Bivalve mitochondrial sequences are exceedingly abundant in public databases, if we consider that they represent only a very small fraction of the total DNA and gene content. There are 16 complete (or nearly complete) mitochondrial DNA sequences: 1 Myoida, 3 Veneroida, 2 Unionoida, 3 Mytiloida, 3 Ostreoida and 4 of Pectinoida (Table 2) [1424]. The mitochondrial component of the genome is particularly interesting in bivalves because some species show a peculiar inheritance called "doubly uniparental" (DUI). Species with DUI have two types of mitochondrial genomes, F and M, which are transmitted through female and male individuals respectively, with males being heteroplasmic and females homoplasmic for F [2527]. In M. galloprovincialis, two mitochondrial DNA lineages (16,744 nt) have diverged by about 20% in nucleotide sequence but preserved identical gene content and arrangement [17].

Table 2 List of complete or nearly complete mitochondrial DNA sequences of the class Bivalvia.

Current genomics technologies, like SAGE [28], differential display [29] and systematic sequencing of expressed sequence tags [30], are very useful approaches to rapidly identify protein coding genes on a large scale in model [31] and non-model organisms [32, 33]. Moreover, the frequency of a given sequence in the SAGE or cDNA libraries can be related to the relative abundance of the corresponding mRNA, giving an indication of the level of gene expression [34, 35]. EST analysis is also an effective approach for the identification of polymorphic cDNA markers such as microsatellites and single nucleotide polymorphisms [3638].

Several EST collections have already been reported for commercial bivalves [39] but most of the sequencing effort was restricted to the oyster C. gigas [40, 41] and C. virginica [42, 43]. The Oyster Genome Consortium has integrated these EST resources for the construction of a publicly available cDNA microarray. This platform was used to evaluate the degree of cross-species hybridization between C. gigas and C. virginica [44]. Different genomic approaches have been applied also to M. galloprovincialis. A number of cDNA libraries obtained from multiple mussel tissues [45] were sequenced. The resulting collection of independent 3'-end ESTs was assembled in MytArray 1.0 in order to analyze the tissue transcriptional signatures of Mediterranean mussel exposed to chemical mixtures in laboratory and in the Venice lagoon [46]. Recently other cDNA libraries were constructed from haemolymph of immuno-stimulated mussels to better understand their immune response mechanisms [47]. However, the EST resource of M. galloprovincialis remains too small compared to other bivalves such as oyster and M. californianus. To date, only 6,190 ESTs have been deposited in GenBank for the Mediterranean mussel. The aim of our study was to increase significantly the number of mussel genes in the public database. For this purpose, we have produced and massively sequenced a high-quality normalized cDNA library in order to generate new thousands of non-redundant ESTs and to analyze the ESTs for microsatellites.

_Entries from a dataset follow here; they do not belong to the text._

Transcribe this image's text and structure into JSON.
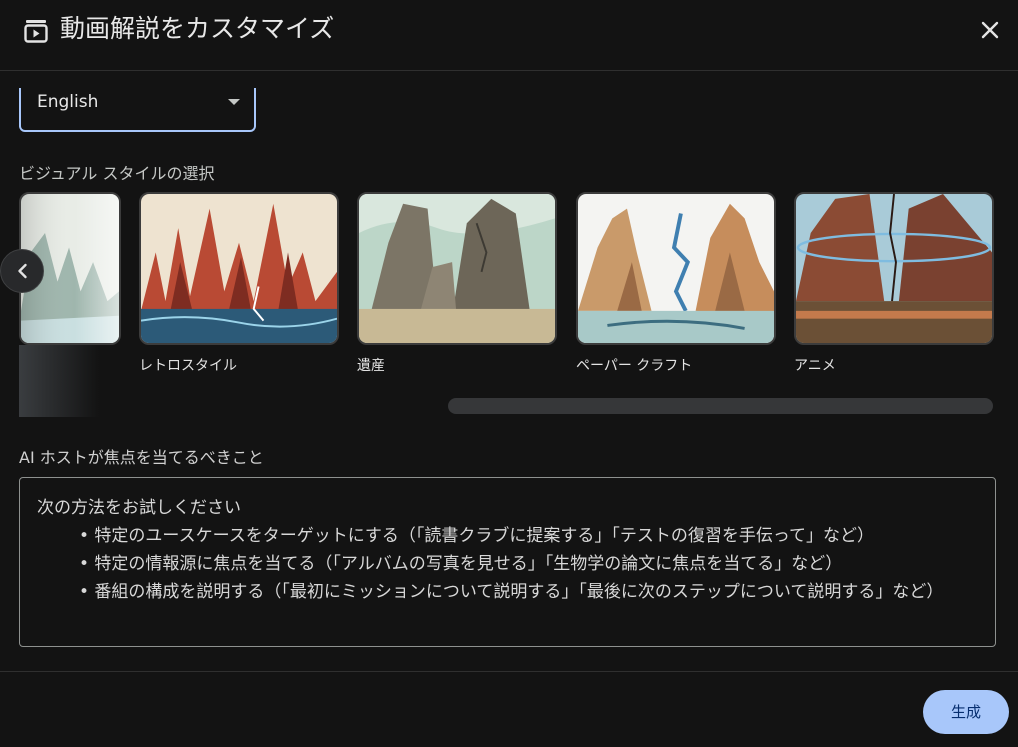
{
  "header": {
    "title": "動画解説をカスタマイズ",
    "icon": "video-overview-icon",
    "close_icon": "close-icon"
  },
  "language": {
    "selected": "English",
    "icon": "dropdown-arrow-icon"
  },
  "visual_style": {
    "label": "ビジュアル スタイルの選択",
    "prev_icon": "chevron-left-icon",
    "cards": [
      {
        "id": "partial",
        "label": ""
      },
      {
        "id": "retro",
        "label": "レトロスタイル"
      },
      {
        "id": "heritage",
        "label": "遺産"
      },
      {
        "id": "papercraft",
        "label": "ペーパー クラフト"
      },
      {
        "id": "anime",
        "label": "アニメ"
      }
    ]
  },
  "focus": {
    "label": "AI ホストが焦点を当てるべきこと",
    "placeholder_lines": [
      "次の方法をお試しください",
      "• 特定のユースケースをターゲットにする（「読書クラブに提案する」「テストの復習を手伝って」など）",
      "• 特定の情報源に焦点を当てる（「アルバムの写真を見せる」「生物学の論文に焦点を当てる」など）",
      "• 番組の構成を説明する（「最初にミッションについて説明する」「最後に次のステップについて説明する」など）"
    ]
  },
  "footer": {
    "generate_label": "生成"
  },
  "colors": {
    "background": "#131313",
    "accent": "#a8c7fa",
    "accent_text": "#062e6f"
  }
}
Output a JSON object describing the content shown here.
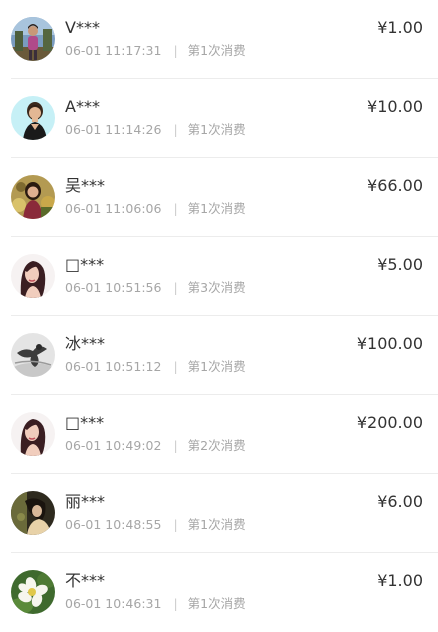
{
  "records": [
    {
      "name": "V***",
      "time": "06-01 11:17:31",
      "count": "第1次消费",
      "amount": "¥1.00",
      "avatar": "avatar-photo-woman-outdoor"
    },
    {
      "name": "A***",
      "time": "06-01 11:14:26",
      "count": "第1次消费",
      "amount": "¥10.00",
      "avatar": "avatar-photo-woman-cyan"
    },
    {
      "name": "吴***",
      "time": "06-01 11:06:06",
      "count": "第1次消费",
      "amount": "¥66.00",
      "avatar": "avatar-photo-woman-flowers"
    },
    {
      "name": "□***",
      "time": "06-01 10:51:56",
      "count": "第3次消费",
      "amount": "¥5.00",
      "avatar": "avatar-photo-woman-portrait"
    },
    {
      "name": "冰***",
      "time": "06-01 10:51:12",
      "count": "第1次消费",
      "amount": "¥100.00",
      "avatar": "avatar-photo-bw-figure"
    },
    {
      "name": "□***",
      "time": "06-01 10:49:02",
      "count": "第2次消费",
      "amount": "¥200.00",
      "avatar": "avatar-photo-woman-portrait"
    },
    {
      "name": "丽***",
      "time": "06-01 10:48:55",
      "count": "第1次消费",
      "amount": "¥6.00",
      "avatar": "avatar-photo-woman-dark"
    },
    {
      "name": "不***",
      "time": "06-01 10:46:31",
      "count": "第1次消费",
      "amount": "¥1.00",
      "avatar": "avatar-photo-white-flower"
    }
  ],
  "separator": "|",
  "colors": {
    "text_primary": "#333333",
    "text_secondary": "#a6a6a6",
    "divider": "#ececec"
  }
}
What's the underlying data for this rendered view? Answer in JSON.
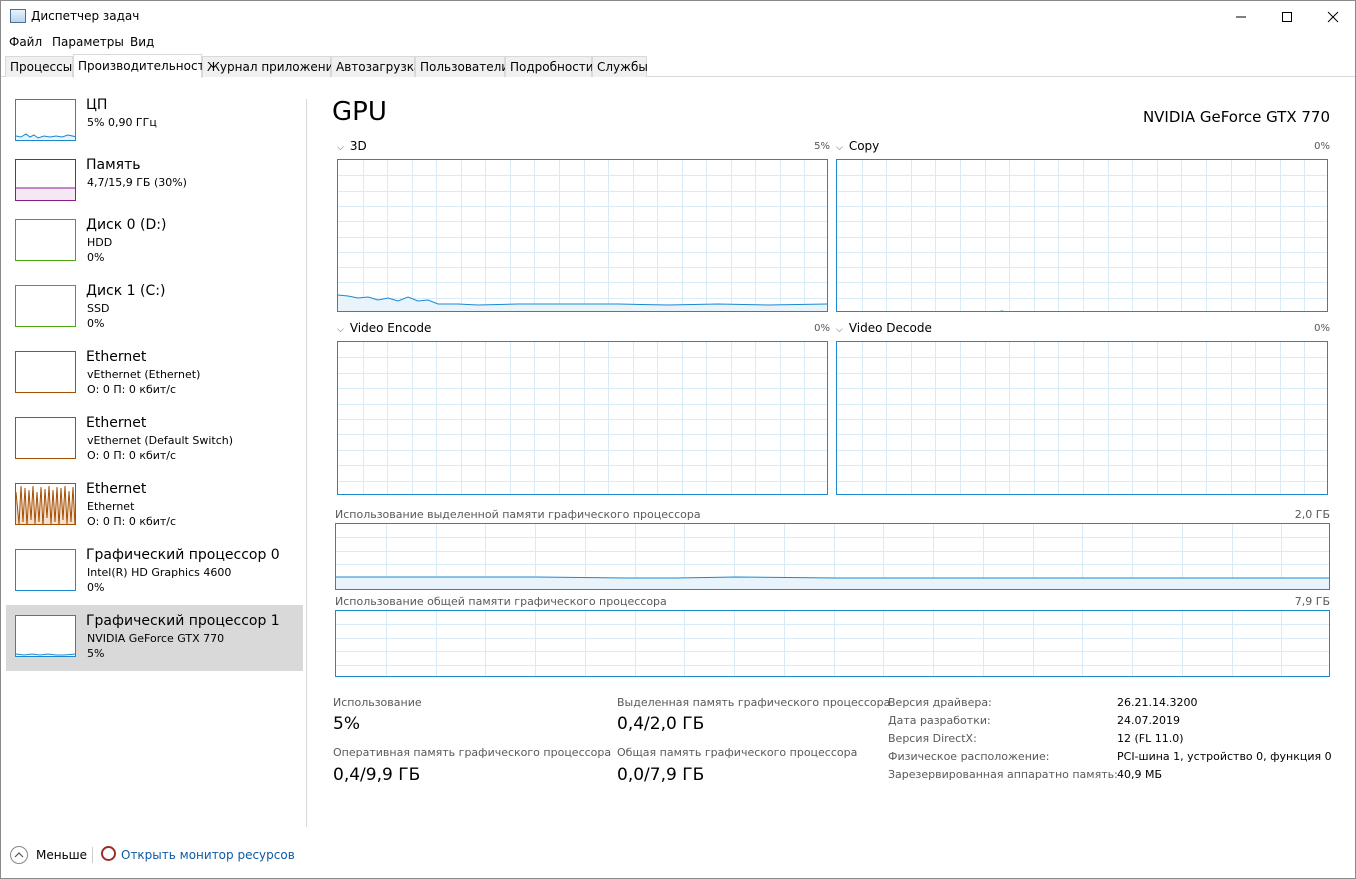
{
  "window": {
    "title": "Диспетчер задач"
  },
  "menu": [
    "Файл",
    "Параметры",
    "Вид"
  ],
  "tabs": [
    "Процессы",
    "Производительность",
    "Журнал приложений",
    "Автозагрузка",
    "Пользователи",
    "Подробности",
    "Службы"
  ],
  "active_tab": 1,
  "sidebar": [
    {
      "name": "ЦП",
      "sub": "5% 0,90 ГГц",
      "sub2": "",
      "color": "#1b88d0"
    },
    {
      "name": "Память",
      "sub": "4,7/15,9 ГБ (30%)",
      "sub2": "",
      "color": "#8b1a8b"
    },
    {
      "name": "Диск 0 (D:)",
      "sub": "HDD",
      "sub2": "0%",
      "color": "#4da60c"
    },
    {
      "name": "Диск 1 (C:)",
      "sub": "SSD",
      "sub2": "0%",
      "color": "#4da60c"
    },
    {
      "name": "Ethernet",
      "sub": "vEthernet (Ethernet)",
      "sub2": "О: 0 П: 0 кбит/с",
      "color": "#a74f01"
    },
    {
      "name": "Ethernet",
      "sub": "vEthernet (Default Switch)",
      "sub2": "О: 0 П: 0 кбит/с",
      "color": "#a74f01"
    },
    {
      "name": "Ethernet",
      "sub": "Ethernet",
      "sub2": "О: 0 П: 0 кбит/с",
      "color": "#a74f01"
    },
    {
      "name": "Графический процессор 0",
      "sub": "Intel(R) HD Graphics 4600",
      "sub2": "0%",
      "color": "#1b88d0"
    },
    {
      "name": "Графический процессор 1",
      "sub": "NVIDIA GeForce GTX 770",
      "sub2": "5%",
      "color": "#1b88d0"
    }
  ],
  "selected_item": 8,
  "main": {
    "title": "GPU",
    "model": "NVIDIA GeForce GTX 770",
    "graphs": [
      {
        "label": "3D",
        "pct": "5%"
      },
      {
        "label": "Copy",
        "pct": "0%"
      },
      {
        "label": "Video Encode",
        "pct": "0%"
      },
      {
        "label": "Video Decode",
        "pct": "0%"
      }
    ],
    "dedicated_mem": {
      "label": "Использование выделенной памяти графического процессора",
      "max": "2,0 ГБ"
    },
    "shared_mem": {
      "label": "Использование общей памяти графического процессора",
      "max": "7,9 ГБ"
    },
    "stats": {
      "usage_label": "Использование",
      "usage_value": "5%",
      "ded_label": "Выделенная память графического процессора",
      "ded_value": "0,4/2,0 ГБ",
      "gpu_mem_label": "Оперативная память графического процессора",
      "gpu_mem_value": "0,4/9,9 ГБ",
      "shared_label": "Общая память графического процессора",
      "shared_value": "0,0/7,9 ГБ"
    },
    "info": [
      {
        "key": "Версия драйвера:",
        "value": "26.21.14.3200"
      },
      {
        "key": "Дата разработки:",
        "value": "24.07.2019"
      },
      {
        "key": "Версия DirectX:",
        "value": "12 (FL 11.0)"
      },
      {
        "key": "Физическое расположение:",
        "value": "PCI-шина 1, устройство 0, функция 0"
      },
      {
        "key": "Зарезервированная аппаратно память:",
        "value": "40,9 МБ"
      }
    ]
  },
  "footer": {
    "less": "Меньше",
    "monitor": "Открыть монитор ресурсов"
  }
}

We have fully functionally annotated these sequences and we present the first knowledgebase of a mussel transcriptome.

Construction and content

Tissues samples and RNA purification

Mediterranean mussels (M. galloprovincialis) with a maximum shell length of 6–7 cm and mixed sex were obtained from commercial shellfish stocks from Chioggia, Venice, Trieste (North Adriatic Sea, Italy) and Ria de Vigo (Atlantic ocean, Spain). Bivalves were acclimatized in artificial sea water (Italy) and in tanks having an open-circuit of filtered seawater at 15°C with aeration in Vigo (Spain), and then subjected to different challenges. Selected tissues (gills, digestive gland, foot, anterior and posterior adductor muscles and mantle), essential for vital functions and potentially involved in stress responses, were dissected on ice, rapidly rinsed in sterile saline solution, frozen and stored in a large excess of Trizol reagent (Invitrogen, 15 ml for 0.5–1.5 g. of sample) at -80°C.

Haemolymph (1–2 ml) was withdrawn with a disposable syringe from the posterior adductor muscle of each animal treated with a mixture of heat-inactivated bacteria or a solution of poly I:C (Sigma) mimicking viral infection [47]. Haemocytes were collected by centrifugation, lysed in a few ml of Trizol reagent and stored at -80°C.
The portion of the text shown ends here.